Channelpedia

PubMed 22555807


Referenced in Channelpedia wiki pages of: none

Automatically associated channels: TRP , TRPM , TRPM8



Title: TRPM8 ion channel is aberrantly expressed and required for preventing replicative senescence in pancreatic adenocarcinoma: Potential role of TRPM8 as a biomarker and target.
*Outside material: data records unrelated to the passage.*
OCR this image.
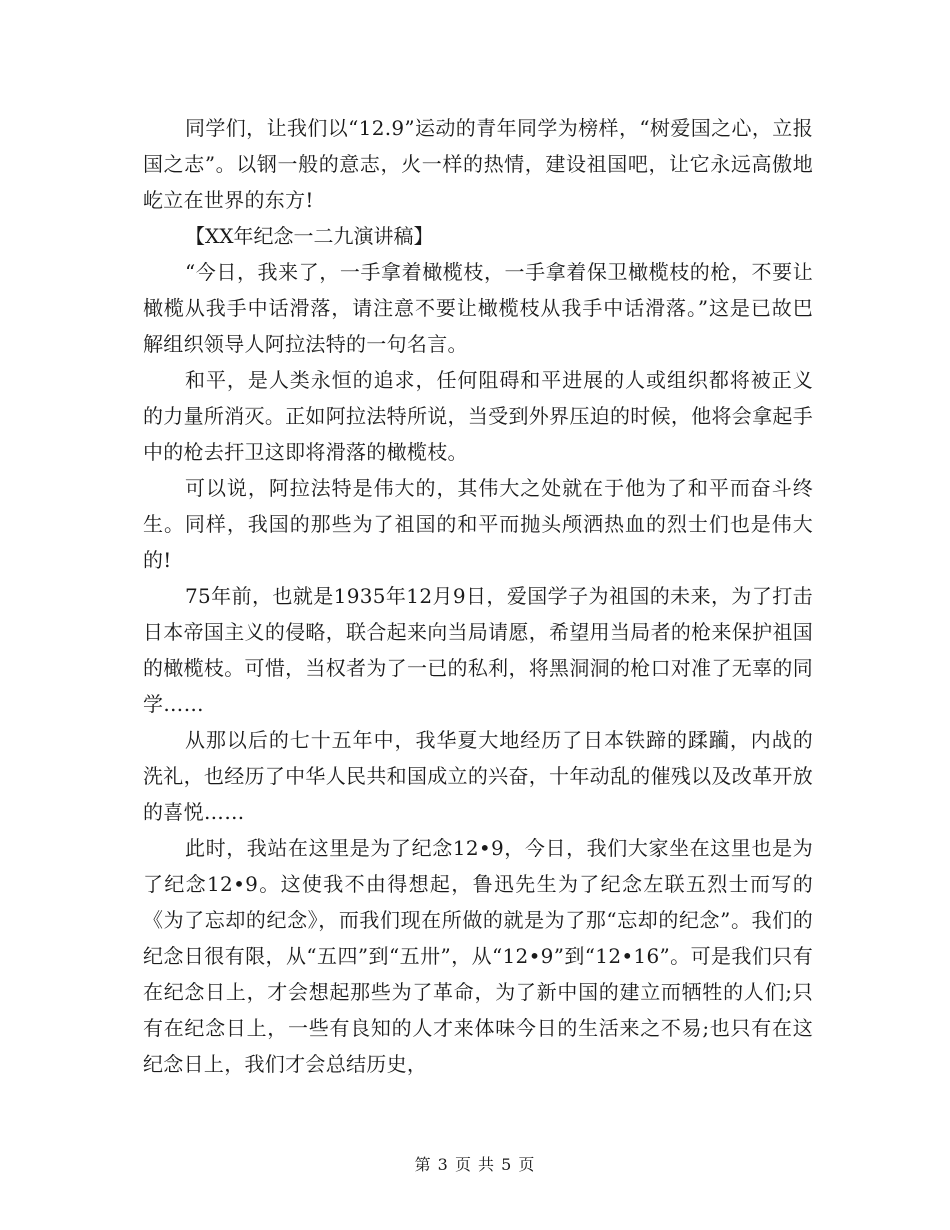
同学们，让我们以“12.9”运动的青年同学为榜样，“树爱国之心，立报国之志”。以钢一般的意志，火一样的热情，建设祖国吧，让它永远高傲地屹立在世界的东方!

【XX年纪念一二九演讲稿】

“今日，我来了，一手拿着橄榄枝，一手拿着保卫橄榄枝的枪，不要让橄榄从我手中话滑落，请注意不要让橄榄枝从我手中话滑落。”这是已故巴解组织领导人阿拉法特的一句名言。

和平，是人类永恒的追求，任何阻碍和平进展的人或组织都将被正义的力量所消灭。正如阿拉法特所说，当受到外界压迫的时候，他将会拿起手中的枪去扞卫这即将滑落的橄榄枝。

可以说，阿拉法特是伟大的，其伟大之处就在于他为了和平而奋斗终生。同样，我国的那些为了祖国的和平而抛头颅洒热血的烈士们也是伟大的!

75年前，也就是1935年12月9日，爱国学子为祖国的未来，为了打击日本帝国主义的侵略，联合起来向当局请愿，希望用当局者的枪来保护祖国的橄榄枝。可惜，当权者为了一已的私利，将黑洞洞的枪口对准了无辜的同学……

从那以后的七十五年中，我华夏大地经历了日本铁蹄的蹂躏，内战的洗礼，也经历了中华人民共和国成立的兴奋，十年动乱的催残以及改革开放的喜悦……

此时，我站在这里是为了纪念12•9，今日，我们大家坐在这里也是为了纪念12•9。这使我不由得想起，鲁迅先生为了纪念左联五烈士而写的《为了忘却的纪念》，而我们现在所做的就是为了那“忘却的纪念”。我们的纪念日很有限，从“五四”到“五卅”，从“12•9”到“12•16”。可是我们只有在纪念日上，才会想起那些为了革命，为了新中国的建立而牺牲的人们;只有在纪念日上，一些有良知的人才来体味今日的生活来之不易;也只有在这纪念日上，我们才会总结历史，

第 3 页 共 5 页
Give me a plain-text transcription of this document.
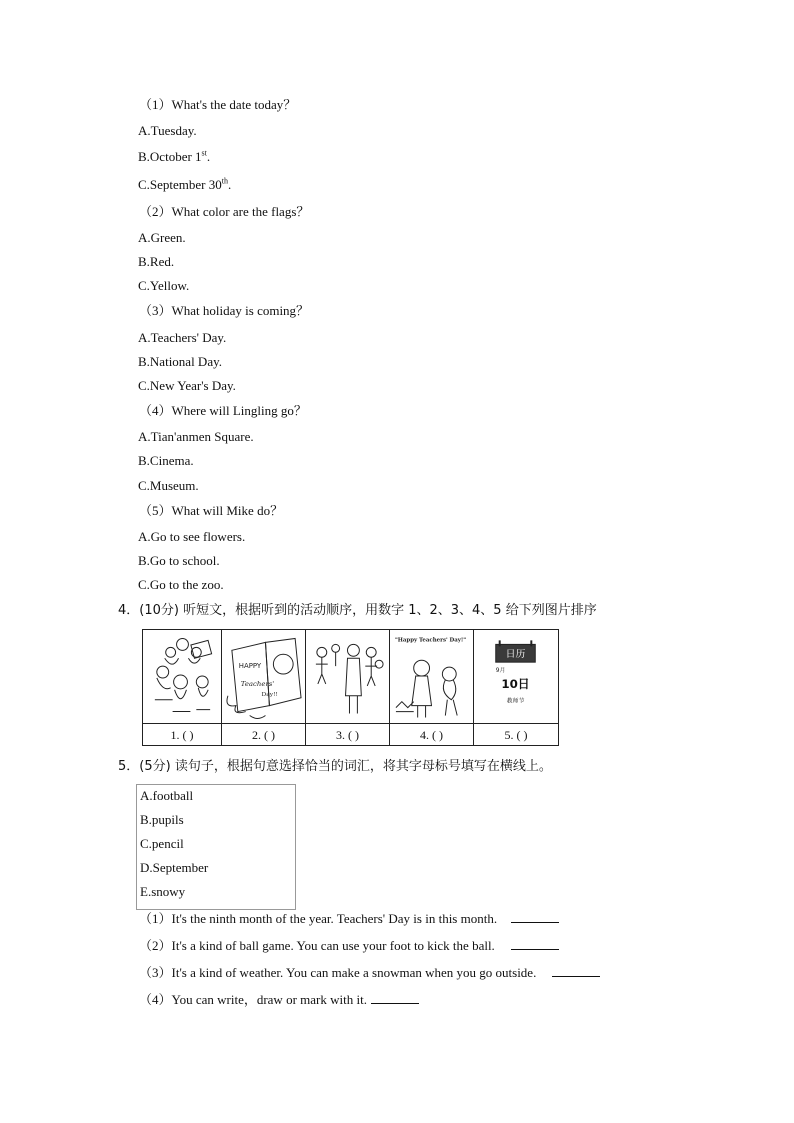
（1）What's the date today？
A.Tuesday.
B.October 1st.
C.September 30th.
（2）What color are the flags？
A.Green.
B.Red.
C.Yellow.
（3）What holiday is coming？
A.Teachers' Day.
B.National Day.
C.New Year's Day.
（4）Where will Lingling go？
A.Tian'anmen Square.
B.Cinema.
C.Museum.
（5）What will Mike do？
A.Go to see flowers.
B.Go to school.
C.Go to the zoo.
4．(10分) 听短文，根据听到的活动顺序，用数字 1、2、3、4、5 给下列图片排序
HAPPY
Teachers'
Day!!
"Happy Teachers' Day!"
日历
9月
10日
教师节
1. ( )	2. ( )	3. ( )	4. ( )	5. ( )
5．(5分) 读句子，根据句意选择恰当的词汇，将其字母标号填写在横线上。
A.football
B.pupils
C.pencil
D.September
E.snowy
（1）It's the ninth month of the year. Teachers' Day is in this month.
（2）It's a kind of ball game. You can use your foot to kick the ball.
（3）It's a kind of weather. You can make a snowman when you go outside.
（4）You can write，draw or mark with it.
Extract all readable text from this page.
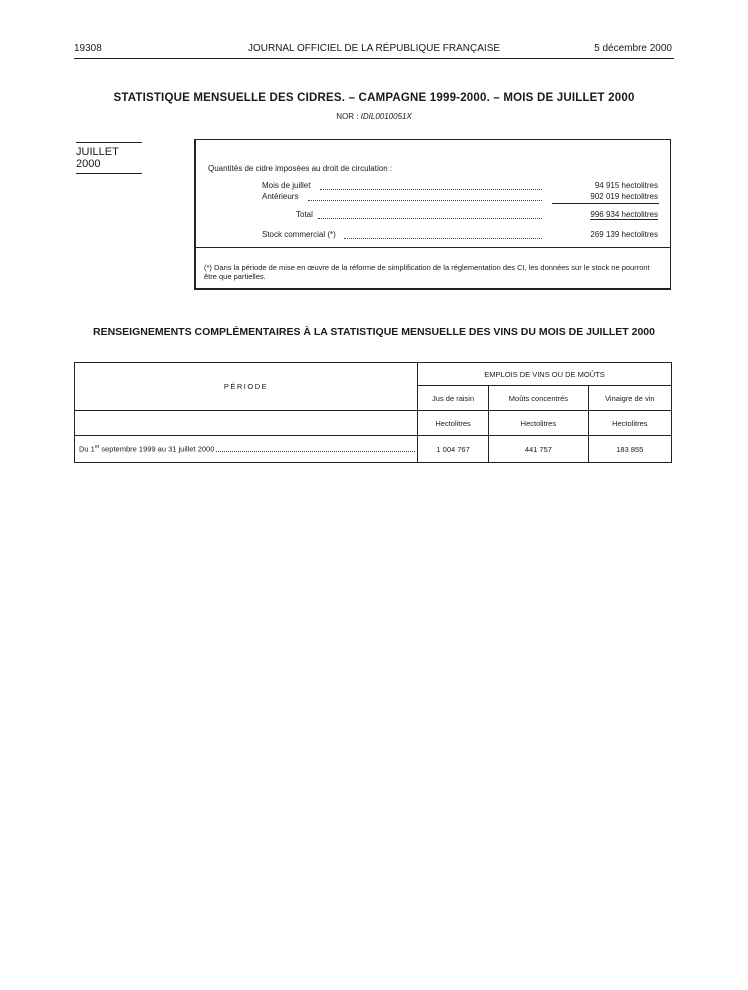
19308	JOURNAL OFFICIEL DE LA RÉPUBLIQUE FRANÇAISE	5 décembre 2000
STATISTIQUE MENSUELLE DES CIDRES. – CAMPAGNE 1999-2000. – MOIS DE JUILLET 2000
NOR : IDIL0010051X
JUILLET 2000	Quantités de cidre imposées au droit de circulation :
Mois de juillet	94 915 hectolitres
Antérieurs	902 019 hectolitres
Total	996 934 hectolitres
Stock commercial (*)	269 139 hectolitres
(*) Dans la période de mise en œuvre de la réforme de simplification de la réglementation des CI, les données sur le stock ne pourront être que partielles.
RENSEIGNEMENTS COMPLÉMENTAIRES À LA STATISTIQUE MENSUELLE DES VINS DU MOIS DE JUILLET 2000
PÉRIODE	EMPLOIS DE VINS OU DE MOÛTS		
	Jus de raisin	Moûts concentrés	Vinaigre de vin
	Hectolitres	Hectolitres	Hectolitres

Du 1er septembre 1999 au 31 juillet 2000	1 004 767	441 757	183 855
Authors: Nelson S Yee, Robert Brown, Min Sun Lee, Weiqiang Zhou, Chris Jensen, Henning Gerke, Rosemary Yee

Journal, date & volume: , 2012 Jun 1 , 13,

PubMed link: http://www.ncbi.nlm.nih.gov/pubmed/22555807


Abstract
Pancreatic adenocarcinoma is mostly fatal and generally resistant to conventional treatments, such that effective therapies with tolerable side effects are desperately needed. Ion channels including the transient receptor potential (TRP) channels have been implicated in human malignancies, but their roles in pancreatic cancer were mostly unknown. Recent identification of the melastatin-subfamily members of the TRP family of ion channels, and their functions in pancreatic epithelia and adenocarcinoma, is expected to provide a new perspective to understanding the mechanism underlying pancreatic tumorigenesis. In this report, we present the clinical and pathological features of a mini-series of patients with pancreatic adenocarcinoma, which aberrantly exhibits immunoreactivity against the TRPM8 channel. We have recently demonstrated the proliferative role of TRPM8 channel in pancreatic cancer cells. Here, we present evidence that RNA interference-mediated silencing of TRPM8 induces replicative senescence in pancreatic adenocarcinoma cells. This suggests that the aberrantly expressed TRPM8 channel may contribute to pancreatic tumorigenesis by preventing oncogene-induced senescence, and targeted inhibition of TRPM8 may enhance tumor sensitivity to therapeutics. Based on these observations, we hypothesize that the TRPM8 ion channel plays a crucial role in the growth and progression of pancreatic neoplasia during tumorigenesis. We propose that TRPM8 can be exploited as a clinical biomarker and as a therapeutic target for developing personalized therapy in pancreatic adenocarcinoma.